Hey there, tech enthusiasts! Today, let’s dive into a sneaky way bad actors are spreading malicious software using a popular platform.

Researchers discovered that hackers are using public GitHub accounts to distribute harmful programs. This method is clever because GitHub often bypasses traditional security filters, making detection tricky.

The campaign started back in February and involved known malware loaders called Emmenhtal and PeakLight. These loaders, previously identified in other cyberattacks, were now being spread through GitHub repositories.

Interestingly, instead of relying on simple downloads, the attackers used GitHub to host disguised files—like MP4s and Python scripts—making it harder for defenses to spot malicious activity. Once a device is infected, the malware can download additional payloads, such as Amadey, which is designed to gather system info and fetch more malware based on specific targets.
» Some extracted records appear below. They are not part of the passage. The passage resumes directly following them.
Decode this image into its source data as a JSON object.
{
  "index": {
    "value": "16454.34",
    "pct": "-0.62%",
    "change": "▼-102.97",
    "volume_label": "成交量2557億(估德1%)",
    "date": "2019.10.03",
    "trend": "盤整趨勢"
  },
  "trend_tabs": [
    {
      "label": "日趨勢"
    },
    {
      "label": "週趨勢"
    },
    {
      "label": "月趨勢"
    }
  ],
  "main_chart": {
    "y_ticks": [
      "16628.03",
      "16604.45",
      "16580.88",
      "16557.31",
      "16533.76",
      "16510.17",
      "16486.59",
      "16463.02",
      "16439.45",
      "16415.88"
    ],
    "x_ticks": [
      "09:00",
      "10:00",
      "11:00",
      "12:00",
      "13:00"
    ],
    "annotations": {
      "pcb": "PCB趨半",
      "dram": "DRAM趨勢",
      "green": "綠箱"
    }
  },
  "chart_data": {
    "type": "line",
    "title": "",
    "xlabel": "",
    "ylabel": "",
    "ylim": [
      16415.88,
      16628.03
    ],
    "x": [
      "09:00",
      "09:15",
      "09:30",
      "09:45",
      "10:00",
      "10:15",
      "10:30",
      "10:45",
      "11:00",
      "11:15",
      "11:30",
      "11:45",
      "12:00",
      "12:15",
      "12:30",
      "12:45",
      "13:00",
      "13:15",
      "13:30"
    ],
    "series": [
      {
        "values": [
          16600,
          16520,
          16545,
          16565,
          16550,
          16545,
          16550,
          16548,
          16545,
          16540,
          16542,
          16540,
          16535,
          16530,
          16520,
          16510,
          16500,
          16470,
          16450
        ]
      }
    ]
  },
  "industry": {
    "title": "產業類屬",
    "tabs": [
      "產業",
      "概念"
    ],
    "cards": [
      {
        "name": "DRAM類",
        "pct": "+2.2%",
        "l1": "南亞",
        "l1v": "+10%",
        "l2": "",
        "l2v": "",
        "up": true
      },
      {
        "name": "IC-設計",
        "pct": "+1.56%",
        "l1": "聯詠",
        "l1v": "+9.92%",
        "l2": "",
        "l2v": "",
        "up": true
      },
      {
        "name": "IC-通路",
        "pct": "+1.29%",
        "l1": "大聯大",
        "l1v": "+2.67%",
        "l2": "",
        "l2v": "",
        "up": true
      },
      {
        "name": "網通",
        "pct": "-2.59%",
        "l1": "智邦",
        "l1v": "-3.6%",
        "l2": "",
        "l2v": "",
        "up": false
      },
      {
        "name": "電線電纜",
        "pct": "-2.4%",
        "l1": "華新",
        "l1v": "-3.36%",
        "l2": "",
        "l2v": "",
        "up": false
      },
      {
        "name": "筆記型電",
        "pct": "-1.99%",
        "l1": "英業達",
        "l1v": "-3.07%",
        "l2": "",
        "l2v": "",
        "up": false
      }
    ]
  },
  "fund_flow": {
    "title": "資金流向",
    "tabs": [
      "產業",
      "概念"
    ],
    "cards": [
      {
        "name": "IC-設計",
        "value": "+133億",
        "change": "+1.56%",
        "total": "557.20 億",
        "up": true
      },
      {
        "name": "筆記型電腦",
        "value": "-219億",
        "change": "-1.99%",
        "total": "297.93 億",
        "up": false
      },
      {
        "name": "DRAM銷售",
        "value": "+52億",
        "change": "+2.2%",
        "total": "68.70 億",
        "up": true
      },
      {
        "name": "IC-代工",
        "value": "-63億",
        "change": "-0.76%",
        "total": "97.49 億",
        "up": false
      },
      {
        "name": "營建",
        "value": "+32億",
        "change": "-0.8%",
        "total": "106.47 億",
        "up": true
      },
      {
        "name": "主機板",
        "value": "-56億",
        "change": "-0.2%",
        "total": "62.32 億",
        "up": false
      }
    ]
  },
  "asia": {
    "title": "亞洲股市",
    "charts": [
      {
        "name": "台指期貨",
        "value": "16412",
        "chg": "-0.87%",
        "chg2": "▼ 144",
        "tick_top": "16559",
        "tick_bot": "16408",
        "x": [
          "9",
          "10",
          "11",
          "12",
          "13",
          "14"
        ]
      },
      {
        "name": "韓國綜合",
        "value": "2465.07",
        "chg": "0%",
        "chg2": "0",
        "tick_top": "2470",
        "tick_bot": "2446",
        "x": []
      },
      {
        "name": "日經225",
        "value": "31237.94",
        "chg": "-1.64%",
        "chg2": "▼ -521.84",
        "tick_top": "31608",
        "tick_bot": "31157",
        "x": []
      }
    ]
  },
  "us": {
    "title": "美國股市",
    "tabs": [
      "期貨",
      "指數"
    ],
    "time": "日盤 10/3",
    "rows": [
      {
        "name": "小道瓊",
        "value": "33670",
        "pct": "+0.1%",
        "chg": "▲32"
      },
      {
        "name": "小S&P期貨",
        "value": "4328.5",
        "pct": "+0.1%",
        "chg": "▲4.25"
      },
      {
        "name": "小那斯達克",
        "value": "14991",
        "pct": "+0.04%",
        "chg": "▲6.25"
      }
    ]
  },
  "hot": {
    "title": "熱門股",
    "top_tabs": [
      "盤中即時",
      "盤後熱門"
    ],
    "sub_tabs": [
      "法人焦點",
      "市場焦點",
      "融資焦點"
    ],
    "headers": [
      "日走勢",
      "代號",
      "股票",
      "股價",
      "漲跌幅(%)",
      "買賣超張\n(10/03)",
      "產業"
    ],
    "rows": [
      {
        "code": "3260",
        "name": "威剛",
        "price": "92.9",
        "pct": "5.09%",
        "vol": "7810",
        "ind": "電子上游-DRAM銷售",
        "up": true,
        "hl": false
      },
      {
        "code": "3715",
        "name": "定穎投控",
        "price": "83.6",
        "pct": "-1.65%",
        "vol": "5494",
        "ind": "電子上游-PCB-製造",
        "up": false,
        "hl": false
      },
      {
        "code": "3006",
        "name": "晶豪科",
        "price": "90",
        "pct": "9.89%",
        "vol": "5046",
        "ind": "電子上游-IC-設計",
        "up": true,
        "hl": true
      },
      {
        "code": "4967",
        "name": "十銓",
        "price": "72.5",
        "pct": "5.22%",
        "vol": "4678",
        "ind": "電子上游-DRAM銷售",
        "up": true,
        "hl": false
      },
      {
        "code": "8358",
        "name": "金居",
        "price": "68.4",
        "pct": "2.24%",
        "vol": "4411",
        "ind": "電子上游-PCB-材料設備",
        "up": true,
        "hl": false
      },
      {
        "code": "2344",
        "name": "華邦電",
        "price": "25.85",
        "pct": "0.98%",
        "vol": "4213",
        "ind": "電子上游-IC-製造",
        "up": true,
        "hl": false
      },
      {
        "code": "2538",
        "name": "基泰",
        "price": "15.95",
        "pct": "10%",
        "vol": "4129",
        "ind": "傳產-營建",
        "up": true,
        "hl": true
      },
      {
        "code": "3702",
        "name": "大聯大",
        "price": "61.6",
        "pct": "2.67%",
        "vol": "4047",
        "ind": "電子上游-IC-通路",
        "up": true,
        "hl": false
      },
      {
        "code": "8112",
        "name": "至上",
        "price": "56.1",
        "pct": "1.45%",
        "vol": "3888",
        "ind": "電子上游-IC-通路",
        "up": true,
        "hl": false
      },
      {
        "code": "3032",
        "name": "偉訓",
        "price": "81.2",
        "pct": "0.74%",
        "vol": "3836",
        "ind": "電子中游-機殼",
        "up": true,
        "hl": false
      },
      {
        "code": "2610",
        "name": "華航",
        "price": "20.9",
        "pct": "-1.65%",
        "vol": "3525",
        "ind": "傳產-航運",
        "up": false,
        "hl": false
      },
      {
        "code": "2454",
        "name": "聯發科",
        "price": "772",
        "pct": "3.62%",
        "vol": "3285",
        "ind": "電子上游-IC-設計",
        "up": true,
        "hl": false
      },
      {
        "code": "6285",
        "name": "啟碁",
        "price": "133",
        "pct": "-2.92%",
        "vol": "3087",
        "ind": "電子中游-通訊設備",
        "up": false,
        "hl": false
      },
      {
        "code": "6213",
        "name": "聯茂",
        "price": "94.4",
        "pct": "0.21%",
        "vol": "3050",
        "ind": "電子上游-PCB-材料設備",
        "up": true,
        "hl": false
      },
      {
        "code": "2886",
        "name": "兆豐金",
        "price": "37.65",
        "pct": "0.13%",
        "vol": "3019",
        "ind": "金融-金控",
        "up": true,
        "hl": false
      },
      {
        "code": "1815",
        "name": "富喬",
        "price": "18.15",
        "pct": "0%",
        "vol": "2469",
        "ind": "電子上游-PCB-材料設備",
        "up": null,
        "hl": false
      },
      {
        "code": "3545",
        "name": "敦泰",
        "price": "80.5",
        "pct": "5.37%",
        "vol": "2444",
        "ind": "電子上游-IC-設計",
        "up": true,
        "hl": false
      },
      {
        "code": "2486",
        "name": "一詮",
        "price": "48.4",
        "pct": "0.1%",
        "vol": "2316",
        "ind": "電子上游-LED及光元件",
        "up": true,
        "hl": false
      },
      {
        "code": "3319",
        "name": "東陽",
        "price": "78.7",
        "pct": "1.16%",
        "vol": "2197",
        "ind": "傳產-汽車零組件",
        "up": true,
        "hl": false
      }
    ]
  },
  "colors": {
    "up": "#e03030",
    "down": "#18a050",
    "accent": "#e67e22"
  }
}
This operation isn’t just about one attack—it’s part of a larger malware-as-a-service setup, where different groups can buy or sell access to malware infrastructure. The attackers can deliver a variety of harmful software from a single GitHub-based platform, showing how sophisticated and flexible these malicious networks have become.

Stay vigilant and remember: even legitimate platforms like GitHub can be exploited by cybercriminals. Always keep your security software updated and be cautious when opening files from untrusted sources.